Despite the identification of numerous regulators of regeneration in different animal models, a fundamental question remains: why do some wounds trigger the full regeneration of lost body parts, whereas others resolve by mere healing? By selectively inhibiting regeneration initiation, but not the formation of a wound epidermis, here we create headless planarians and finless zebrafish. Strikingly, in both missing-tissue contexts, injuries that normally do not trigger regeneration activate complete restoration of heads and fin rays. Our results demonstrate that generic wound signals have regeneration-inducing power. However, they are interpreted as regeneration triggers only in a permissive tissue context: when body parts are missing, or when tissue-resident polarity signals, such as Wnt activity in planarians, are modified. Hence, the ability to decode generic wound-induced signals as regeneration-initiating cues may be the crucial difference that distinguishes animals that regenerate from those that cannot.

Aging And Body Repair

Aging is associated with a decline in the ability of the body to repair itself, including tissue and (at least partial) body part regeneration, with mechanisms that may include: “aging, increased Wnt signaling, NF-κB and tumor suppressor activity, and loss of positional information hampers regeneration.” This will enable, as the authors also state “safely activate endogenous regeneration in the elderly, and to generate a regeneration-permissive environment for cell therapies.”  Abstract:

Aging is associated with a significant decline of tissue repair and regeneration, ultimately resulting in tissue dysfunction, multimorbidity, and death.
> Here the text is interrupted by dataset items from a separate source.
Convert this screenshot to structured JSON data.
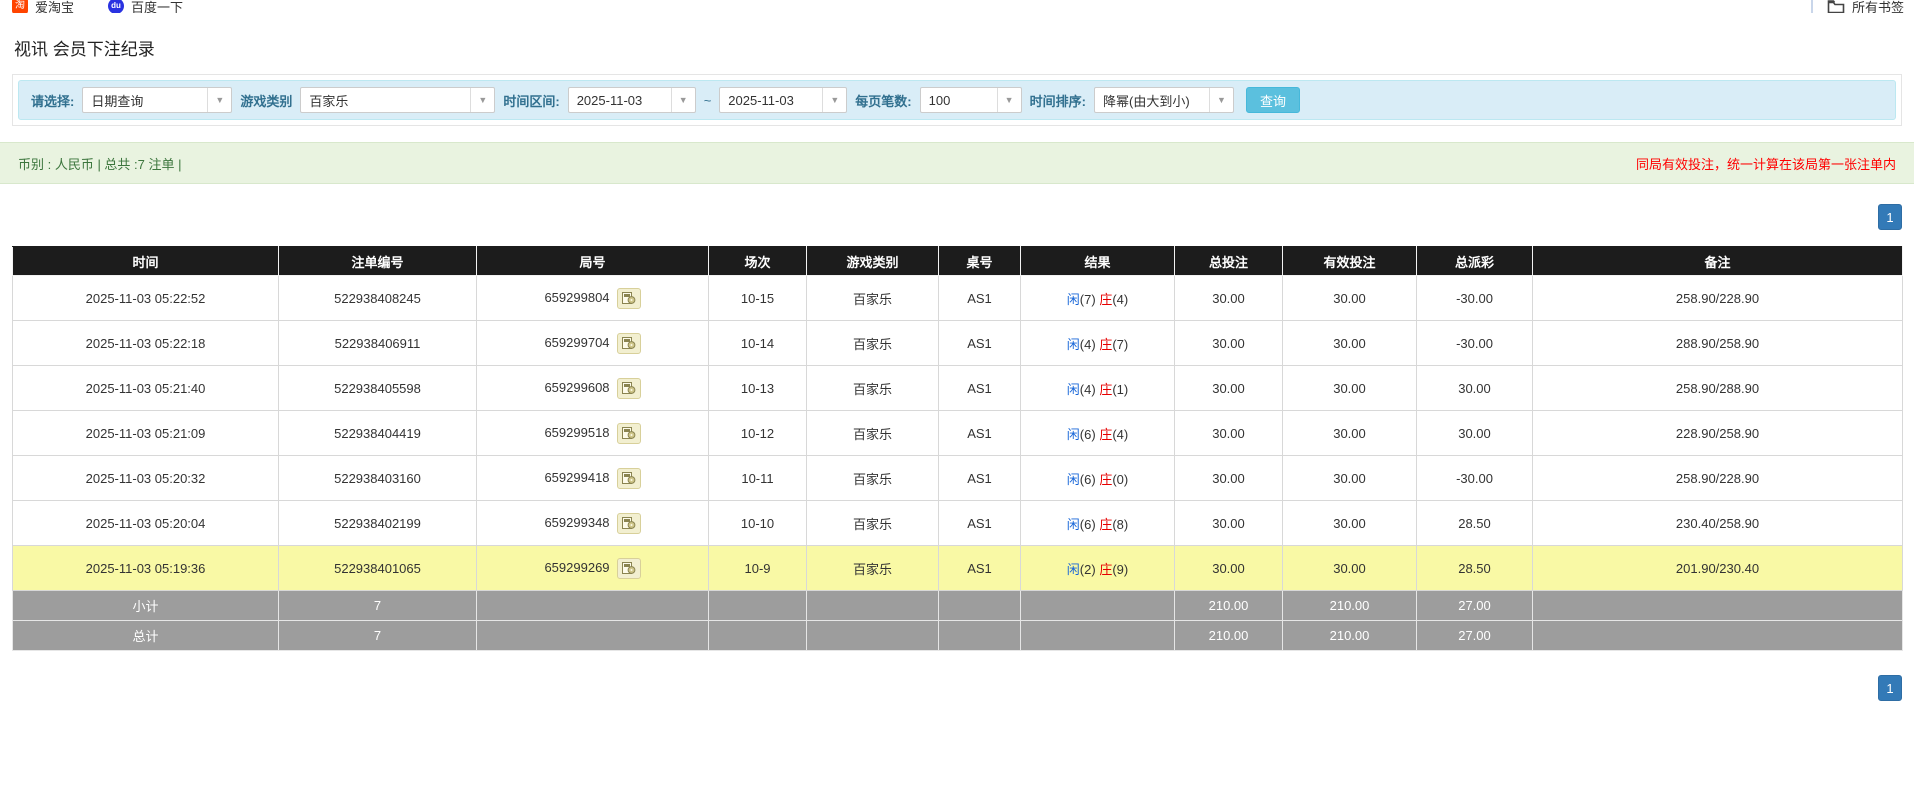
{
  "colors": {
    "header_bg": "#1c1c1c",
    "subtotal_bg": "#9d9d9d",
    "highlight_bg": "#f9f9a5",
    "player_blue": "#1766d8",
    "banker_red": "#e60000",
    "negative_red": "#ff0000",
    "note_red": "#ff0000",
    "info_bg": "#d9edf7",
    "info_border": "#bce8f1",
    "info_text": "#31708f",
    "success_bg": "#e9f3e0",
    "success_text": "#3c763d",
    "button_bg": "#5bc0de",
    "button_border": "#46b8da",
    "page_btn_bg": "#337ab7",
    "taobao_red": "#ff4400",
    "baidu_blue": "#2932e1"
  },
  "bookmarks_bar": {
    "taobao_label": "爱淘宝",
    "taobao_icon_glyph": "淘",
    "baidu_label": "百度一下",
    "baidu_icon_glyph": "du",
    "all_bookmarks_label": "所有书签"
  },
  "page_title": "视讯 会员下注纪录",
  "filter": {
    "select_label": "请选择:",
    "select_value": "日期查询",
    "game_label": "游戏类别",
    "game_value": "百家乐",
    "range_label": "时间区间:",
    "date_from": "2025-11-03",
    "tilde": "~",
    "date_to": "2025-11-03",
    "per_page_label": "每页笔数:",
    "per_page_value": "100",
    "sort_label": "时间排序:",
    "sort_value": "降幂(由大到小)",
    "search_button": "查询"
  },
  "summary": {
    "left": "币别 : 人民币 | 总共 :7 注单 |",
    "right": "同局有效投注，统一计算在该局第一张注单内"
  },
  "pagination": {
    "page": "1"
  },
  "table": {
    "columns": [
      "时间",
      "注单编号",
      "局号",
      "场次",
      "游戏类别",
      "桌号",
      "结果",
      "总投注",
      "有效投注",
      "总派彩",
      "备注"
    ],
    "rows": [
      {
        "time": "2025-11-03 05:22:52",
        "bet_no": "522938408245",
        "round_no": "659299804",
        "session": "10-15",
        "game": "百家乐",
        "table_no": "AS1",
        "result": {
          "player": "闲",
          "player_n": "(7)",
          "banker": "庄",
          "banker_n": "(4)"
        },
        "total_bet": "30.00",
        "valid_bet": "30.00",
        "payout": "-30.00",
        "note": "258.90/228.90",
        "highlight": false
      },
      {
        "time": "2025-11-03 05:22:18",
        "bet_no": "522938406911",
        "round_no": "659299704",
        "session": "10-14",
        "game": "百家乐",
        "table_no": "AS1",
        "result": {
          "player": "闲",
          "player_n": "(4)",
          "banker": "庄",
          "banker_n": "(7)"
        },
        "total_bet": "30.00",
        "valid_bet": "30.00",
        "payout": "-30.00",
        "note": "288.90/258.90",
        "highlight": false
      },
      {
        "time": "2025-11-03 05:21:40",
        "bet_no": "522938405598",
        "round_no": "659299608",
        "session": "10-13",
        "game": "百家乐",
        "table_no": "AS1",
        "result": {
          "player": "闲",
          "player_n": "(4)",
          "banker": "庄",
          "banker_n": "(1)"
        },
        "total_bet": "30.00",
        "valid_bet": "30.00",
        "payout": "30.00",
        "note": "258.90/288.90",
        "highlight": false
      },
      {
        "time": "2025-11-03 05:21:09",
        "bet_no": "522938404419",
        "round_no": "659299518",
        "session": "10-12",
        "game": "百家乐",
        "table_no": "AS1",
        "result": {
          "player": "闲",
          "player_n": "(6)",
          "banker": "庄",
          "banker_n": "(4)"
        },
        "total_bet": "30.00",
        "valid_bet": "30.00",
        "payout": "30.00",
        "note": "228.90/258.90",
        "highlight": false
      },
      {
        "time": "2025-11-03 05:20:32",
        "bet_no": "522938403160",
        "round_no": "659299418",
        "session": "10-11",
        "game": "百家乐",
        "table_no": "AS1",
        "result": {
          "player": "闲",
          "player_n": "(6)",
          "banker": "庄",
          "banker_n": "(0)"
        },
        "total_bet": "30.00",
        "valid_bet": "30.00",
        "payout": "-30.00",
        "note": "258.90/228.90",
        "highlight": false
      },
      {
        "time": "2025-11-03 05:20:04",
        "bet_no": "522938402199",
        "round_no": "659299348",
        "session": "10-10",
        "game": "百家乐",
        "table_no": "AS1",
        "result": {
          "player": "闲",
          "player_n": "(6)",
          "banker": "庄",
          "banker_n": "(8)"
        },
        "total_bet": "30.00",
        "valid_bet": "30.00",
        "payout": "28.50",
        "note": "230.40/258.90",
        "highlight": false
      },
      {
        "time": "2025-11-03 05:19:36",
        "bet_no": "522938401065",
        "round_no": "659299269",
        "session": "10-9",
        "game": "百家乐",
        "table_no": "AS1",
        "result": {
          "player": "闲",
          "player_n": "(2)",
          "banker": "庄",
          "banker_n": "(9)"
        },
        "total_bet": "30.00",
        "valid_bet": "30.00",
        "payout": "28.50",
        "note": "201.90/230.40",
        "highlight": true
      }
    ],
    "subtotal": {
      "label": "小计",
      "count": "7",
      "total_bet": "210.00",
      "valid_bet": "210.00",
      "payout": "27.00"
    },
    "total": {
      "label": "总计",
      "count": "7",
      "total_bet": "210.00",
      "valid_bet": "210.00",
      "payout": "27.00"
    }
  }
}
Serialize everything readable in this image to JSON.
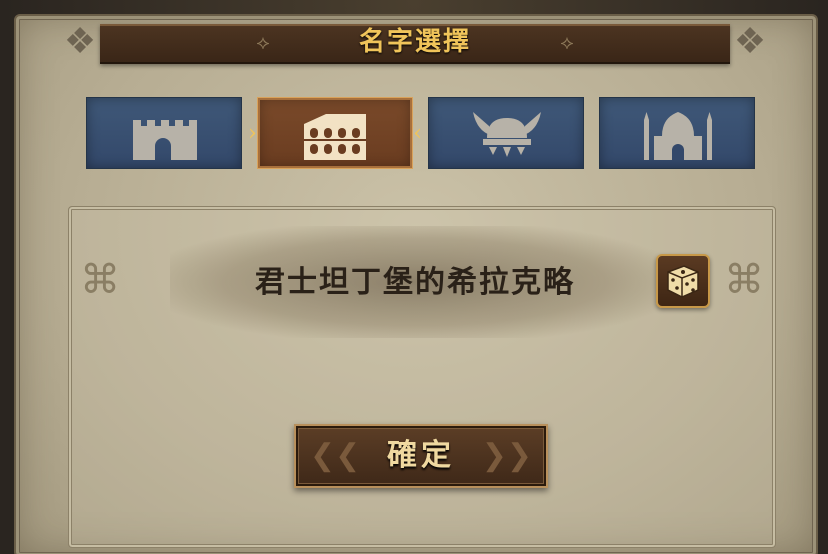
{
  "header": {
    "title": "名字選擇"
  },
  "culture_tabs": [
    {
      "icon": "castle-icon",
      "selected": false
    },
    {
      "icon": "colosseum-icon",
      "selected": true
    },
    {
      "icon": "viking-helmet-icon",
      "selected": false
    },
    {
      "icon": "mosque-icon",
      "selected": false
    }
  ],
  "name": {
    "value": "君士坦丁堡的希拉克略"
  },
  "dice": {
    "icon": "dice-icon"
  },
  "confirm": {
    "label": "確定"
  },
  "colors": {
    "title": "#f0c45a",
    "tab_normal": "#3f5878",
    "tab_selected": "#7a4a2a",
    "parchment": "#cbc2a8",
    "button_brown": "#5c3e26"
  }
}
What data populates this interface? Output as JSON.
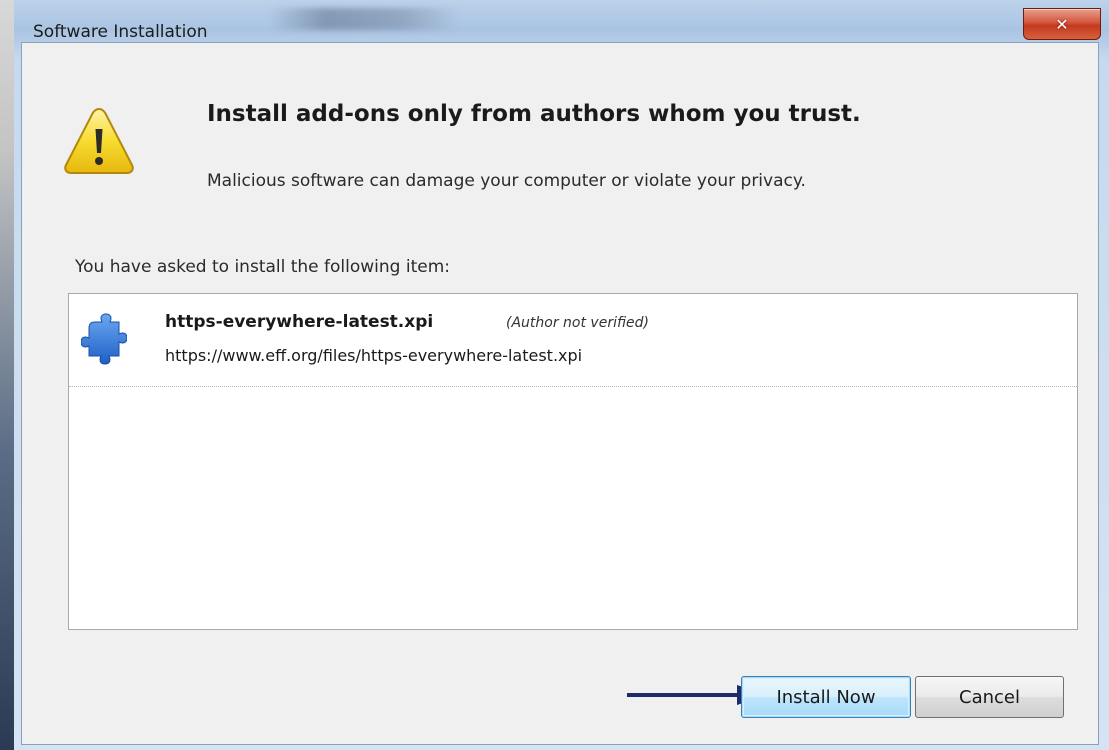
{
  "window": {
    "title": "Software Installation",
    "close_glyph": "✕"
  },
  "warning": {
    "icon": "warning-icon",
    "headline": "Install add-ons only from authors whom you trust.",
    "subline": "Malicious software can damage your computer or violate your privacy."
  },
  "items_label": "You have asked to install the following item:",
  "items": [
    {
      "icon": "puzzle-piece-icon",
      "name": "https-everywhere-latest.xpi",
      "author_note": "(Author not verified)",
      "url": "https://www.eff.org/files/https-everywhere-latest.xpi"
    }
  ],
  "buttons": {
    "install": "Install Now",
    "cancel": "Cancel"
  },
  "annotation": {
    "icon": "arrow-right-icon",
    "color": "#1f2a6b"
  },
  "colors": {
    "close_button": "#c23a1e",
    "window_frame": "#a9c4e2",
    "warning_yellow": "#f5d426",
    "puzzle_blue": "#2f6fd1"
  }
}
Salamanders possess remarkable regenerative abilities and have been studied with the prospect of inducing regeneration in humans and counteracting regenerative decline with aging. However, epimorphic regeneration, the full replacement of amputated structures, also occurs in mammals. One of the best studied models is digit tip regeneration, which is described for mice, and occurs in humans in a comparable manner. To accomplish regeneration, the amputated digit tip has to undergo three interdependent, overlapping steps: (i) wound healing without formation of a scar; (ii) formation of a blastema, a highly proliferative cell mass; and (iii) spatiotemporally regulated differentiation to generate a pattern similar to the original structure. Aging likely interferes with each of these steps. In this article, we provide an overview of the critical signaling pathways for regeneration, as revealed by investigating mammalian digit regeneration, the possible impact of aging on these pathways, and approaches to induce regeneration in the elderly. We hypothesize that with aging, increased Wnt signaling, NF-κB and tumor suppressor activity, and loss of positional information hampers regeneration. Knowledge about the impact of aging on regenerative mechanisms will enable us to safely activate endogenous regeneration in the elderly, and to generate a regeneration-permissive environment for cell therapies.